ExxonMobil has been able to retain most of XTO’s workforce, with the loss of only around 1%, said Rosenthal. That retention rate was actually better than XTO had pre-merger, he said.
“Flip that coin over,” he said. What we are seeing is a tremendous level of excitement and enthusiasm, not only from the XTO organization, but from the ExxonMobil folks that have joined that organization.”
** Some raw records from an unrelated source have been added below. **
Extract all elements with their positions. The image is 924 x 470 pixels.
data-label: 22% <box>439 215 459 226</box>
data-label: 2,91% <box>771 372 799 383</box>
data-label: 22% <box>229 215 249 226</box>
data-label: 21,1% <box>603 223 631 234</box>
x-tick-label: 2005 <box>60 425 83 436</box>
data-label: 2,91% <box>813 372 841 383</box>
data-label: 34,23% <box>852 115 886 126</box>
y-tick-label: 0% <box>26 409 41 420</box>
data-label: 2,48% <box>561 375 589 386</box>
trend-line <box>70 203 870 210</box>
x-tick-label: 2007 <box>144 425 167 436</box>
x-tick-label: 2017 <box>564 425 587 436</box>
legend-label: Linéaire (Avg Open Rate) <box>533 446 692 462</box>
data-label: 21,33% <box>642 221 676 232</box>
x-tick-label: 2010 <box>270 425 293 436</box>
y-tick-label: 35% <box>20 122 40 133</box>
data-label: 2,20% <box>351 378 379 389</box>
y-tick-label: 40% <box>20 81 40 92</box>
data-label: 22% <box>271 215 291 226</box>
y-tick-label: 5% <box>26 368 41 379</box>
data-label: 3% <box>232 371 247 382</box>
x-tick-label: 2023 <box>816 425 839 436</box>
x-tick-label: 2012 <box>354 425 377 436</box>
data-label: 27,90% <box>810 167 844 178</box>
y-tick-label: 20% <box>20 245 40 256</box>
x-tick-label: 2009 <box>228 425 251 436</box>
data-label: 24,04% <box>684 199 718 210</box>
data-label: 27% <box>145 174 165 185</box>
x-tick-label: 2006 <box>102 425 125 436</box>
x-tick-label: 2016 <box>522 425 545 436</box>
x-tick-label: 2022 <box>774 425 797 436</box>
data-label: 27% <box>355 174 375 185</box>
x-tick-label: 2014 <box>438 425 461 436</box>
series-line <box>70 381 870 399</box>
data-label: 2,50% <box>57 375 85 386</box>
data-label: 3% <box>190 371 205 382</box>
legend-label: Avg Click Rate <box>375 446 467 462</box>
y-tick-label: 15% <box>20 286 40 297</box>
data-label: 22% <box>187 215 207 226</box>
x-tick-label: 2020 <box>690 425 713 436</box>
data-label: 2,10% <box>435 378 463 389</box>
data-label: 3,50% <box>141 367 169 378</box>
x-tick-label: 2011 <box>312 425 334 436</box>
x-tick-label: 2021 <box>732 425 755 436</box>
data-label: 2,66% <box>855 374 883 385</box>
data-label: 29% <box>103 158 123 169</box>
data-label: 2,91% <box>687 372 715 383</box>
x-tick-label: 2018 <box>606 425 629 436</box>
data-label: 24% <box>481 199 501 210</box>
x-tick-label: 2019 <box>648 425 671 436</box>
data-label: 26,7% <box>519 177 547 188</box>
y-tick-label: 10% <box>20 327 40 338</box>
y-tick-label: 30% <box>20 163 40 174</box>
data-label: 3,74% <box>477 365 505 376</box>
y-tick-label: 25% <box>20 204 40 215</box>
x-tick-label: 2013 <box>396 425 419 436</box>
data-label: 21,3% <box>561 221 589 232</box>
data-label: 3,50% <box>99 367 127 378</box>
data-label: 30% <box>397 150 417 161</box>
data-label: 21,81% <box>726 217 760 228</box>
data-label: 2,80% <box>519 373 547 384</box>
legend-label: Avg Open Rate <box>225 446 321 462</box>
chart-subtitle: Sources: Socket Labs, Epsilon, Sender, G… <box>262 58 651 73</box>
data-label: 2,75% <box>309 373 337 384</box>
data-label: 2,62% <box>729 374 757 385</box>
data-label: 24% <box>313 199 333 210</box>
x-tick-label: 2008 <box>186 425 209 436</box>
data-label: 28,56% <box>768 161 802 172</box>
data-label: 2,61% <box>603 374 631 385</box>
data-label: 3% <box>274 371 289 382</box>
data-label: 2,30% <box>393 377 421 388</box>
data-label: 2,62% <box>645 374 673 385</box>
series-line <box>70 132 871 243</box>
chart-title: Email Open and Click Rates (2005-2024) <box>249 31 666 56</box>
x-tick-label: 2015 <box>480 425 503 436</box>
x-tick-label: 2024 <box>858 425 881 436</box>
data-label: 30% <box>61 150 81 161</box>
In the Gulf of Mexico, where ExxonMobil also has extensive operations, there’s been little impact since the deepwater moratorium was imposed by federal officials, Rosenthal said. The company had to suspend work on the Hadrian 3 deepwater well, “but that is a timing issue, and if you step back and look at our global exploration activity, that is progressing as planned…
“We don’t have any one footprint more than the others across the world, so a slight delay in the Gulf of Mexico, but we’re progressing full speed ahead in the rest of the world.”
The Marine Well Containment System that ExxonMobil is creating with ConocoPhillips and Royal Dutch Shell plc to contain deepwater spills in the Gulf of Mexico has received positive response “across the board,” he said. “And we are really meeting with legislators and government officials and policymakers and others in industry, on an ongoing basis. We are very engaged, and this, of course is just one of many efforts we and others in industry are taking really to improve both prevention and response from these type of events.”
As “circumstances allow, we are anxious to get back to work on our portfolio in the Gulf and continue business as normal. It would be hard for me to speculate on what the final outcome might be on any legislation or any changes in liability estimates…[We’re] making sure everybody is aware of the various consequences that might come out of a number of the things that are being considered” by legislators and regulators. “But it’s really too early to speculate on the final outcome.”
Upstream earnings in the latest quarter were $5.34 billion, up $1.52 billion from 2Q2009. U.S. upstream earnings grew to $865 million, which was $52 million higher than a year ago. Higher crude oil and natural gas realizations drove the global earnings gains and increased earnings by $1.6 billion.
On an oil-equivalent basis, gas and oil production increased 8% from the year-ago period. Natural gas production in the quarter reached 10.025 Bcf/d, up 1.984 Bcf/d from a year ago, “driven by project ramp-ups in Qatar and higher demand in Europe, partly offset by net field decline.”